As the country escaped the Victorian era and entered a promising new century, a different nation was emerging. Canadians fell for hockey amid industrialization, urbanization, and shifting social and cultural attitudes. Class and race-based British ideals of amateurism attempted to fend off a more egalitarian professionalism. 

Ottawa star Weldy Young moved to the Yukon in 1899, and within a year was talking about a Cup challenge. With the help of Klondike businessman Joe Boyle, it finally happened six years later. Ottawa pounded the exhausted visitors, with"One-Eyed" Frank McGee scoring an astonishing 14 goals in one game. But there was no doubt hockey was now the national pastime.

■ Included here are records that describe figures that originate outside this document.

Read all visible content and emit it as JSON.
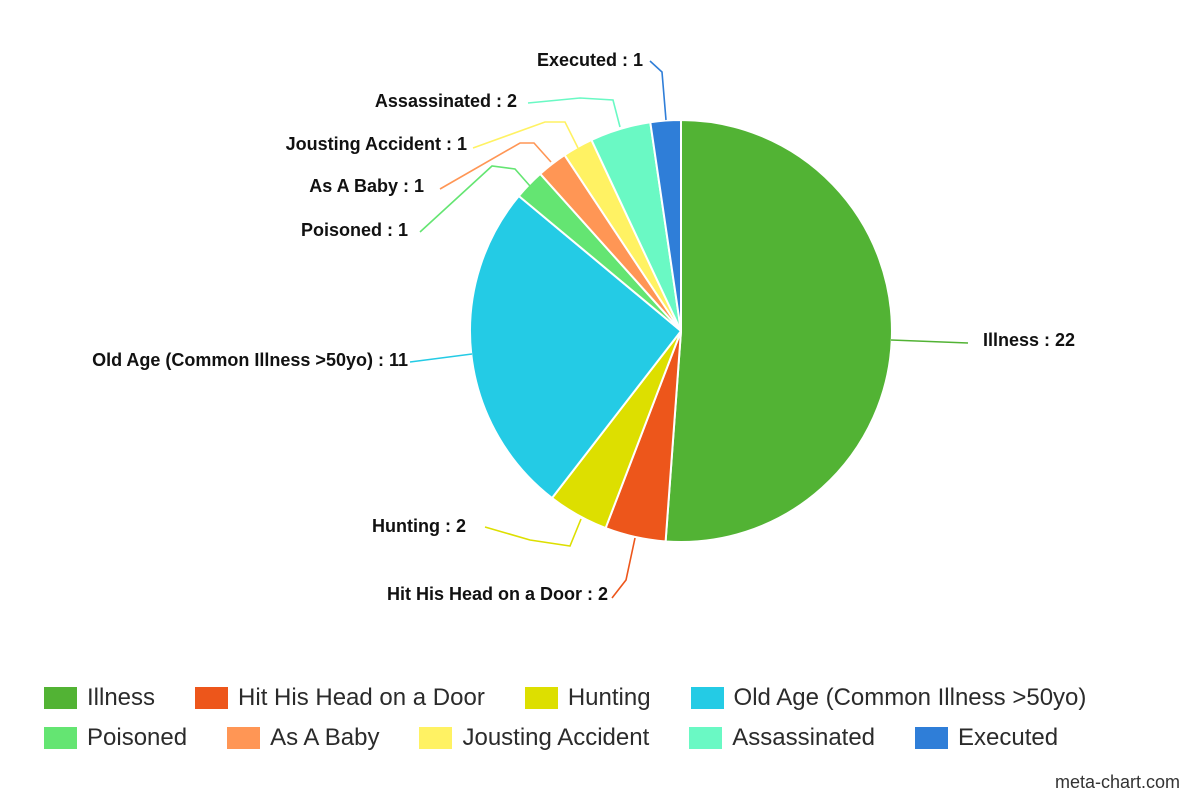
{
  "chart_data": {
    "type": "pie",
    "title": "",
    "categories": [
      "Illness",
      "Hit His Head on a Door",
      "Hunting",
      "Old Age (Common Illness >50yo)",
      "Poisoned",
      "As A Baby",
      "Jousting Accident",
      "Assassinated",
      "Executed"
    ],
    "values": [
      22,
      2,
      2,
      11,
      1,
      1,
      1,
      2,
      1
    ],
    "colors": [
      "#52b334",
      "#ed561b",
      "#dddf00",
      "#24cbe5",
      "#64e572",
      "#ff9655",
      "#fff263",
      "#6af9c4",
      "#2f7ed8"
    ],
    "data_labels": [
      "Illness : 22",
      "Hit His Head on a Door : 2",
      "Hunting : 2",
      "Old Age (Common Illness >50yo) : 11",
      "Poisoned : 1",
      "As A Baby : 1",
      "Jousting Accident : 1",
      "Assassinated : 2",
      "Executed : 1"
    ],
    "legend_placement": "bottom"
  },
  "credit": "meta-chart.com"
}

This isn't so so much as a book about the 1905 Stanley Cup Challenge, but one of the early days of, not only hockey, but of the newly formed nation of Canada. An interesting read.

About Tim Falconer



TIM FALCONER is the author of Klondikers: Dawson City’s Stanley Cup Challenge and How a Nation Fell in Love with Hockey (ECW Press). It tells the story of an unlikely team of dreamers and their audacious journey from the Yukon to Ottawa to play for the Stanley Cup in 1905. Their quest showed how quickly hockey—a niche, regional sport when Lord Stanley donated the trophy a dozen years earlier—had become the national pastime. Klondikers is for hockey fans and history buffs and anyone who enjoys a good yarn full of quirky characters. 

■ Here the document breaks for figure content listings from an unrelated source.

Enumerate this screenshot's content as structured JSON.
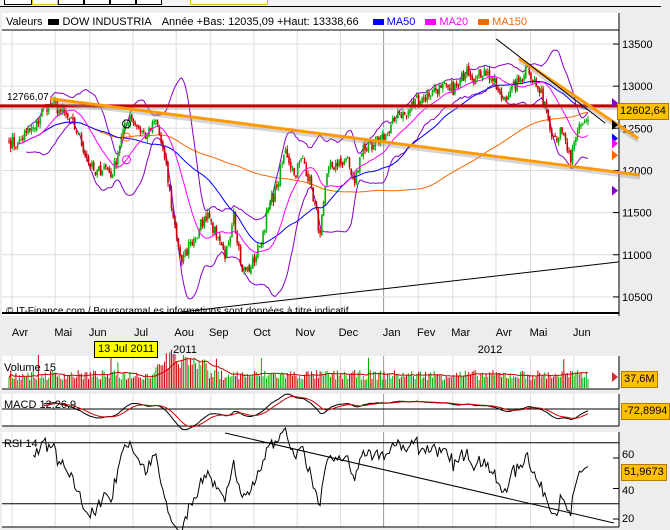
{
  "legend": {
    "valeurs": "Valeurs",
    "index_name": "DOW INDUSTRIA",
    "range_text": "Année +Bas: 12035,09 +Haut: 13338,66",
    "ma50": "MA50",
    "ma20": "MA20",
    "ma150": "MA150"
  },
  "colors": {
    "ma50": "#0000ff",
    "ma20": "#ff00ff",
    "ma150": "#ff6600",
    "bollinger": "#8800cc",
    "up": "#00b000",
    "down": "#cc0000",
    "trend_orange": "#ff9900",
    "resistance": "#c00000",
    "value_box": "#ffc000"
  },
  "copyright": "© IT-Finance.com / BoursoramaLes informations sont données à titre indicatif",
  "resistance_label": "12766,07",
  "last_price_label": "12602,64",
  "cursor_date": "13 Jul 2011",
  "volume": {
    "title": "Volume 15",
    "last": "37,6M"
  },
  "macd": {
    "title": "MACD 12,26,9",
    "last": "-72,8994"
  },
  "rsi": {
    "title": "RSI 14",
    "last": "51,9673",
    "ticks": [
      "60",
      "40",
      "20"
    ]
  },
  "chart_data": {
    "type": "candlestick",
    "title": "DOW INDUSTRIA",
    "x_months": [
      "Avr",
      "Mai",
      "Jun",
      "Jul",
      "Aou",
      "Sep",
      "Oct",
      "Nov",
      "Dec",
      "Jan",
      "Fev",
      "Mar",
      "Avr",
      "Mai",
      "Jun"
    ],
    "x_years": [
      "2011",
      "2012"
    ],
    "y_ticks": [
      "13500",
      "13000",
      "12500",
      "12000",
      "11500",
      "11000",
      "10500"
    ],
    "ylim": [
      10200,
      13700
    ],
    "weekly_closes": [
      12350,
      12300,
      12450,
      12500,
      12750,
      12800,
      12700,
      12600,
      12450,
      12150,
      11950,
      12050,
      11950,
      12400,
      12650,
      12500,
      12400,
      12600,
      12150,
      11450,
      10900,
      11150,
      11300,
      11500,
      11200,
      10950,
      11500,
      10800,
      10850,
      11100,
      11550,
      11800,
      12250,
      11950,
      12150,
      11800,
      11250,
      12050,
      12050,
      12150,
      11850,
      12300,
      12250,
      12400,
      12450,
      12700,
      12650,
      12850,
      12850,
      12950,
      12980,
      12950,
      13000,
      13230,
      13080,
      13200,
      13060,
      12850,
      12950,
      13050,
      13250,
      13000,
      12800,
      12400,
      12450,
      12100,
      12550,
      12602.64
    ],
    "resistance": 12766.07,
    "trendlines": [
      {
        "name": "orange-long",
        "color": "#ff9900",
        "points": [
          [
            17,
            12870
          ],
          [
            365,
            11945
          ]
        ]
      },
      {
        "name": "orange-short",
        "color": "#ff9900",
        "points": [
          [
            295,
            13330
          ],
          [
            364,
            12380
          ]
        ]
      },
      {
        "name": "support-black",
        "color": "#000000",
        "points": [
          [
            99,
            10320
          ],
          [
            353,
            10915
          ]
        ]
      },
      {
        "name": "black-thin",
        "color": "#000000",
        "points": [
          [
            282,
            13560
          ],
          [
            345,
            12560
          ]
        ]
      }
    ],
    "rsi_trendline": [
      [
        125,
        76.4
      ],
      [
        350,
        17.4
      ]
    ],
    "rsi_levels": [
      70,
      30
    ]
  }
}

Tim first visited the Klondike when he had a summer job working in a Yukon mine. A former writer-in-residence at Berton House in Dawson City, he has also paddled three of the territory’s rivers. He lives and plays hockey in Toronto but returns to the Yukon as often as he can. 

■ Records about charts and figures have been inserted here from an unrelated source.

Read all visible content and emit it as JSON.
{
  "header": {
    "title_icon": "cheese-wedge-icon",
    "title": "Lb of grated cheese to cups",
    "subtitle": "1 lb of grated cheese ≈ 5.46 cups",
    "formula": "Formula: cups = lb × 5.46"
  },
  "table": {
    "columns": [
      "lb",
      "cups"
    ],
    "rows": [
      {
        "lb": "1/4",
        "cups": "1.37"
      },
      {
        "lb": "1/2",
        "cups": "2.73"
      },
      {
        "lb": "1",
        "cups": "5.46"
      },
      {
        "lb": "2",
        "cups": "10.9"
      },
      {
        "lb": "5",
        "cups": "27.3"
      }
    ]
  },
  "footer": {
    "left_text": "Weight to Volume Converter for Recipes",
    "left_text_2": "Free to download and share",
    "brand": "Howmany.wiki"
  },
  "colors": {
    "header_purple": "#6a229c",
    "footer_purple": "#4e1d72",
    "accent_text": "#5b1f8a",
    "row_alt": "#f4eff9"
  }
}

He is also the author of Bad Singer: The Surprising Science of Tone Deafness and How We Hear Music (House of Anansi Press). It made The Globe and Mail‘s Top 100 of 2016 list and was a finalist for the Lane Anderson Award in 2017. Based on “Face the Music,” a National Magazine Award-winning feature, it is much more than the story of his sometimes-humiliating attempt to sing in tune. It’s also about what we hear when we listen to music and why singing is so important to us. An entertaining mash-up of science, culture and personal journey, Bad Singer is for everyone who sings—badly or not.

His other books are Watchdogs and Gadflies: Activism from Marginal to Mainstream, Drive: A Road Trip Through Our Complicated Affair with the Automobile and That Good Night: Ethicists, Euthanasia and End-of-Life Care (all published by Penguin). He also collaborated with psychologist and popular parenting expert Alex Russell on Drop the Worry Ball: How to Parent in the Age of Entitlement (first published by Wiley in 2012; reissued by Collins in 2014). 

Tim taught magazine journalism at Toronto’s Ryerson University for two decades and also served as a faculty editor in the Literary Journalism program at the Banff Centre for Arts and Creativity in Banff, Alberta, and a mentor in the MFA in Creative Non-Fiction program at the University of King’s College in Halifax. He now edits, conducts writing seminars and is available as a speaker for book clubs and other groups.